May 23, 2012

Coping with Obsessions and Rituals in Aspergers Kids

One of the hallmarks of Aspergers and High-Functioning Autism is the development of obsessive thinking and the performing of ritual behaviors done to reduce stress and anxiety. This type of behavior can later meet the criteria in adulthood for obsessive-compulsive disorder.

Aspergers children often have an obsessive interest in a particular subject -- and very little interest in much else. They may obsessively seek information about maps or clocks or some other topic. They may also be very inflexible in their habits and may rigidly adhere to certain routines or rituals. These obsessions and compulsions are believed to be biological in origin. This means that it is very difficult to go to therapy or just talk the individual out of the rituals.
Even so, there is some evidence to suggest that cognitive-behavioral therapy may help control some of the behaviors and makes the child aware of ways to recognize when the behavior is occurring so as to stop it before it occurs.
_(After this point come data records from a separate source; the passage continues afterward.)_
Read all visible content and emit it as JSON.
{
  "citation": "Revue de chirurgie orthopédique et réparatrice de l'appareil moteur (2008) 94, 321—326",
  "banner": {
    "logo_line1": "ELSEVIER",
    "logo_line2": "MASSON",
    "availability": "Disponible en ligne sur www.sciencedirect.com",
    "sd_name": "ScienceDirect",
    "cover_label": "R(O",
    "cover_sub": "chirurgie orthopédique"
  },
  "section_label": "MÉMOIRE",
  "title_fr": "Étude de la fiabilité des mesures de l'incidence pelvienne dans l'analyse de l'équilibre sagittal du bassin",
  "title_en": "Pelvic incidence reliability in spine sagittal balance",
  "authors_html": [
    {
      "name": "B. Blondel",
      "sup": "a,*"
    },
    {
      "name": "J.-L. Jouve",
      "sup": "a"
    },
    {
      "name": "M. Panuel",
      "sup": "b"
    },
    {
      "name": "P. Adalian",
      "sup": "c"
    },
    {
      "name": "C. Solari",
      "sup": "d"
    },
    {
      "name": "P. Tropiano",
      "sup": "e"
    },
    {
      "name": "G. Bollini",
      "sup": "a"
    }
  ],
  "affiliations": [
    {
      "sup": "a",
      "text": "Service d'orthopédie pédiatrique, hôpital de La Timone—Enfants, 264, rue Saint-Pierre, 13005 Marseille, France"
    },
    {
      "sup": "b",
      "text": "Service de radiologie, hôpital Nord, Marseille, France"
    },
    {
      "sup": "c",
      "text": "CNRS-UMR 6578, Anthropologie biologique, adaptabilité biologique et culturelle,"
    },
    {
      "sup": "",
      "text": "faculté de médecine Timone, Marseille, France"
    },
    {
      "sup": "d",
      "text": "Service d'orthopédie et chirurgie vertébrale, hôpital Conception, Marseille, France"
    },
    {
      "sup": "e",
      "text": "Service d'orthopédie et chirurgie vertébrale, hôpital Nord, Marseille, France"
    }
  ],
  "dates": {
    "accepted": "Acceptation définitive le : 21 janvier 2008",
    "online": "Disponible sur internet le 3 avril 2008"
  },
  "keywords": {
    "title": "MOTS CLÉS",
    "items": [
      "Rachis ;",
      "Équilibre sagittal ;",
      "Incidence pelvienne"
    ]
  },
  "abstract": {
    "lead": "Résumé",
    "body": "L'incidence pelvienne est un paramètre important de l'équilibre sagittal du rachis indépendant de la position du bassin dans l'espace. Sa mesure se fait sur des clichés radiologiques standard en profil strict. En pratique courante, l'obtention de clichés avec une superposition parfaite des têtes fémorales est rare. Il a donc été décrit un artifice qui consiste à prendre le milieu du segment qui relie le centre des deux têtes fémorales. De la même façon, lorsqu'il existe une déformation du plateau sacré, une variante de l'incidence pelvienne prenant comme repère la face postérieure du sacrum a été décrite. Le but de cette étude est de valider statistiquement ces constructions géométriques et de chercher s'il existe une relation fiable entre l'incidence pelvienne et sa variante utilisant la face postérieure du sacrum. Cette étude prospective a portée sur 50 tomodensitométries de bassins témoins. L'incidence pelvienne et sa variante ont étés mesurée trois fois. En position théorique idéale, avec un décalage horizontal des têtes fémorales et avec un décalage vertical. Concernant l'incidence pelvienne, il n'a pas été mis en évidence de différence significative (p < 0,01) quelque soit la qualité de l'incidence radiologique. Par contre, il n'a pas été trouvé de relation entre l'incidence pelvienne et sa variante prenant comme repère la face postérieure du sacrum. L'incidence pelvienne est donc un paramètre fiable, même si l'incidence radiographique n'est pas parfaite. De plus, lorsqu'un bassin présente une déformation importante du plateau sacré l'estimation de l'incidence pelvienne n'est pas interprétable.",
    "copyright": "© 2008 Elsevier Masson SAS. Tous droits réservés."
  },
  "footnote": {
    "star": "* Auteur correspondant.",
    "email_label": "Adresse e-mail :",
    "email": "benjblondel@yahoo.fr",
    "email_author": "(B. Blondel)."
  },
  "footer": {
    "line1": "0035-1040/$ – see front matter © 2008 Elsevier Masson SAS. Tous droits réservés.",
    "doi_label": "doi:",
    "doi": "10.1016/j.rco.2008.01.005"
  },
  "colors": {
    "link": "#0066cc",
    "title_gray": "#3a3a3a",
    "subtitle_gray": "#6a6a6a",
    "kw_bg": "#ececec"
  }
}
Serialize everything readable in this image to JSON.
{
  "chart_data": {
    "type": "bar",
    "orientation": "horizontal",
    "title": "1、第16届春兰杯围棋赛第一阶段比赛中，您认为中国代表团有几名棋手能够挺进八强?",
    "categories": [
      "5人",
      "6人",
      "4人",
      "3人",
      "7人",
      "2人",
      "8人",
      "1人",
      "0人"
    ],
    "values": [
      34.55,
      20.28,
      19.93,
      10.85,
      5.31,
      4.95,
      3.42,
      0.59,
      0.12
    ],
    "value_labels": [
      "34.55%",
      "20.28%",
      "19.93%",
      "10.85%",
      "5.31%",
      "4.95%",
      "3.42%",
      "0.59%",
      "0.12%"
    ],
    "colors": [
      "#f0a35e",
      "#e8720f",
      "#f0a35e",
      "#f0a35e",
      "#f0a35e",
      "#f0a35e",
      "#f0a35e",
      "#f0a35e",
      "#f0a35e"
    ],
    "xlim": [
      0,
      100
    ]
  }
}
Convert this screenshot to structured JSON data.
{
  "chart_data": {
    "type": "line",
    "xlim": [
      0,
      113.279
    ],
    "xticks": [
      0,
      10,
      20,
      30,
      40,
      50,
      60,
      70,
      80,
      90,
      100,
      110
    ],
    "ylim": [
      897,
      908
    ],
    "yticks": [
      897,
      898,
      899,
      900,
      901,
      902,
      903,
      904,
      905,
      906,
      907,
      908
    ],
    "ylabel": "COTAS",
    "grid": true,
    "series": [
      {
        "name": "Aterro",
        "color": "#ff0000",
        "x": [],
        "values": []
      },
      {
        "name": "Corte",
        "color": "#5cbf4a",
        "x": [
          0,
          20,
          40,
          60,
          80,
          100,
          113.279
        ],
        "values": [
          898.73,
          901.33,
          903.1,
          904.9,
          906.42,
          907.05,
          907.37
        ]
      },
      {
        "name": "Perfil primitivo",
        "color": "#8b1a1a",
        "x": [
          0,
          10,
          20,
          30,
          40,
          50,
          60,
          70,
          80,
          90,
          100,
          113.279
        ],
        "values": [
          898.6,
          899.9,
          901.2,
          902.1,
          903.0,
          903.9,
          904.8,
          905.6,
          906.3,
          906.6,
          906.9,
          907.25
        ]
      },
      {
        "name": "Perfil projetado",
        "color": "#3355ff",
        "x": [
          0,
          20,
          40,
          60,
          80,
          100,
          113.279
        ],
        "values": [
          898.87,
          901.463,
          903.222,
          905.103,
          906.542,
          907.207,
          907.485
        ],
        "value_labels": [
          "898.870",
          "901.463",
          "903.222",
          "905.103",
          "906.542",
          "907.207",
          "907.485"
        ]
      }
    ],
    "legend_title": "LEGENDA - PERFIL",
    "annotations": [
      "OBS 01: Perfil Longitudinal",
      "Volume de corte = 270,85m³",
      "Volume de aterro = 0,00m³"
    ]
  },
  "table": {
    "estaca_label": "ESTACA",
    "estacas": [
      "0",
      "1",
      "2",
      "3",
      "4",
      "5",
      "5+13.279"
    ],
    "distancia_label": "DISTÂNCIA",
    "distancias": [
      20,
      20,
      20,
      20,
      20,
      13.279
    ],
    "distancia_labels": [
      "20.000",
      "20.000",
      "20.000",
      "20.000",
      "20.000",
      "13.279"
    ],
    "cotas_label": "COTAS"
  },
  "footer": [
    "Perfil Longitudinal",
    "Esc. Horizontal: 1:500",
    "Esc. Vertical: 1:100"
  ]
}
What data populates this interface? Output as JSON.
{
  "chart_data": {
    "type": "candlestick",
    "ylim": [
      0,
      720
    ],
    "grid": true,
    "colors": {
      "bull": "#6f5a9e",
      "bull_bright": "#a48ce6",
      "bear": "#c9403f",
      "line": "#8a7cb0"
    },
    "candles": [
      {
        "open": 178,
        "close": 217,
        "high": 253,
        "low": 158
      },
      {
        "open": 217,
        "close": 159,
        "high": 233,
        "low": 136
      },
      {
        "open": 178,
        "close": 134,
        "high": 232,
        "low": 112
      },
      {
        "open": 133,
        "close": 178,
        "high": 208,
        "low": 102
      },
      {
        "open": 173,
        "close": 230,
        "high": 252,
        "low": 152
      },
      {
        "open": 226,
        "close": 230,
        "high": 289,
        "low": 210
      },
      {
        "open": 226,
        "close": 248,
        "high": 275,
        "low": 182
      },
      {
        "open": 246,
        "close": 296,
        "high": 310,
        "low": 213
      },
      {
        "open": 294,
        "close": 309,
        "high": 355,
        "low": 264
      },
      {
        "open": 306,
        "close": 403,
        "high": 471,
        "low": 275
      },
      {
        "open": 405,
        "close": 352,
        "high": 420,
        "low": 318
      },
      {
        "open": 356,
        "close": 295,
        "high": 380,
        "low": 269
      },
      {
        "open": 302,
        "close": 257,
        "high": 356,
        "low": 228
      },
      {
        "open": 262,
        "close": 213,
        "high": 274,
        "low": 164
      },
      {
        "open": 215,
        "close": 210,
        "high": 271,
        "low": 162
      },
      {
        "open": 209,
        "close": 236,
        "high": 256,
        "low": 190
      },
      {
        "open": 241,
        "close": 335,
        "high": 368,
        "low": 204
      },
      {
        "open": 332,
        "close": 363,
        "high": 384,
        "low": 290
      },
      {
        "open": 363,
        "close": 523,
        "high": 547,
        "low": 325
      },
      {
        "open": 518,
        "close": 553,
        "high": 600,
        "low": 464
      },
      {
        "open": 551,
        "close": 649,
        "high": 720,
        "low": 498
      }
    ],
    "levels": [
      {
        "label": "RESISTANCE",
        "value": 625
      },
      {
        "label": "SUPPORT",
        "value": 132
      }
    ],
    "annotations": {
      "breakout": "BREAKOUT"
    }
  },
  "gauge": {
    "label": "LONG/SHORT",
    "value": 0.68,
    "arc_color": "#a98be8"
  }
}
This kind of therapy, in general, can be helpful for children, teens and adults with Aspergers because it focuses on concrete behavioral and “thought” changes necessary to function on a day-to-day basis.
Parents may need to simply be supportive of the child who so rigidly hangs onto rituals she doesn’t understand. Unless the child has done a lot of therapy, it takes a great deal of effort to fight the rituals, nor does it help to punish the child for them.
There are medications, often used in obsessive compulsive disorder, that can take the edge off of the ritual behavior and obsessions, especially when used along with cognitive behavioral therapy. No medication is without side effects, and the improvement may not be complete.